Did you see this Politico story? Here’s a short list of just some of the popular consumer products that may contain toxic levels of formaldehyde: Cheap furniture made with plywood or pressboard. Hair products, especially keratin straighteners. Laminate flooring. Air fresheners and plug-in fragrance, and so on.

So now we know high levels of formaldehyde are associated with leukemia. Do we know how much? Not exactly, because traditionally, our government would rather let us get sick than demand that suppliers find less toxic ways of manufacturing. It should not be up to you, the consumer, to research and avoid every single one of these products. Only the federal government can address this at the root.
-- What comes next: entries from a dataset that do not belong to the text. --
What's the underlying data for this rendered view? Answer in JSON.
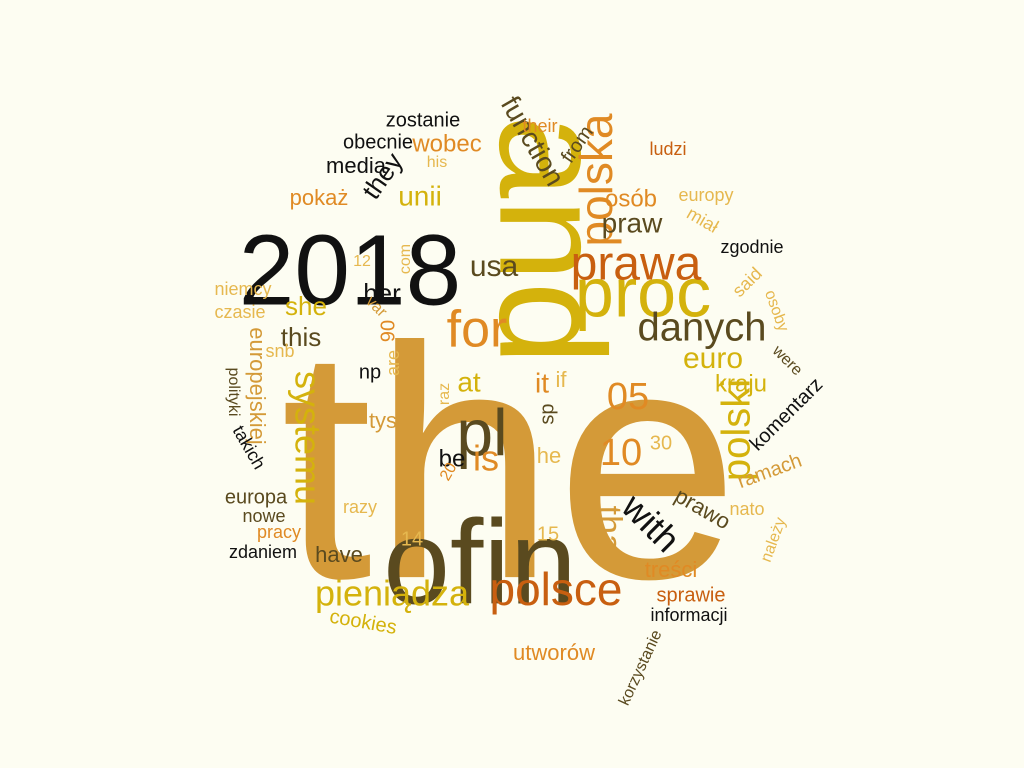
{
  "palette": {
    "background": "#fdfdf2",
    "gold": "#d49a38",
    "olive": "#5a4a1f",
    "mustard": "#d4b20c",
    "orange": "#e08a24",
    "rust": "#c85f10",
    "black": "#111111",
    "light": "#e6b84f"
  },
  "words": [
    "the",
    "and",
    "ofin",
    "2018",
    "proc",
    "pl",
    "prawa",
    "polska",
    "for",
    "danych",
    "polsce",
    "pieniądza",
    "systemu",
    "polski",
    "that",
    "with",
    "is",
    "05",
    "10",
    "euro",
    "kraju",
    "function",
    "praw",
    "usa",
    "unii",
    "osób",
    "they",
    "wobec",
    "zostanie",
    "obecnie",
    "media",
    "their",
    "from",
    "ludzi",
    "his",
    "pokaż",
    "europy",
    "miał",
    "zgodnie",
    "12",
    "her",
    "com",
    "niemcy",
    "czasie",
    "she",
    "var",
    "this",
    "said",
    "europejskiej",
    "osoby",
    "06",
    "snb",
    "are",
    "np",
    "at",
    "it",
    "if",
    "were",
    "polityki",
    "raz",
    "tys",
    "sp",
    "komentarz",
    "30",
    "be",
    "takich",
    "he",
    "20",
    "ramach",
    "europa",
    "razy",
    "nowe",
    "nato",
    "prawo",
    "pracy",
    "15",
    "14",
    "zdaniem",
    "have",
    "należy",
    "treści",
    "sprawie",
    "cookies",
    "informacji",
    "utworów",
    "korzystanie"
  ]
}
This is one of the issues where CUFF hopes to raise consumer awareness:

The Trump administration is suppressing an Environmental Protection Agency report that warns that most Americans inhale enough formaldehyde vapor in the course of daily life to put them at risk of developing leukemia and other ailments, a current and a former agency official told POLITICO.

The warnings are contained in a draft health assessment EPA scientists completed just before Donald Trump became president, according to the officials. They saidtop advisers to departing Administrator Scott Pruitt are delaying its release as part of a campaign to undermine the agency’s independent research into the health risks of toxic chemicals.

Andrew Wheeler, the No. 2 official at EPA who will be the agency’s new acting chief as of Monday, also has a history with the chemical. He was staff director for the Senate Environment and Public Works Committee in 2004, when his boss, then-Chairman Jim Inhofe (R-Okla.), sought to delay an earlier iteration of the formaldehyde assessment.

Formaldehyde is one of the most commonly used chemicals in the country. Americans are exposed to it through wood composites in cabinets and furniture, as well as air pollution from major refineries. The new assessment would give greater weight to warnings about the chemical’s risks and could lead to stricter regulations from the EPA or class-action lawsuits targeting its manufacturers, as frequently occurs after these types of studies are released.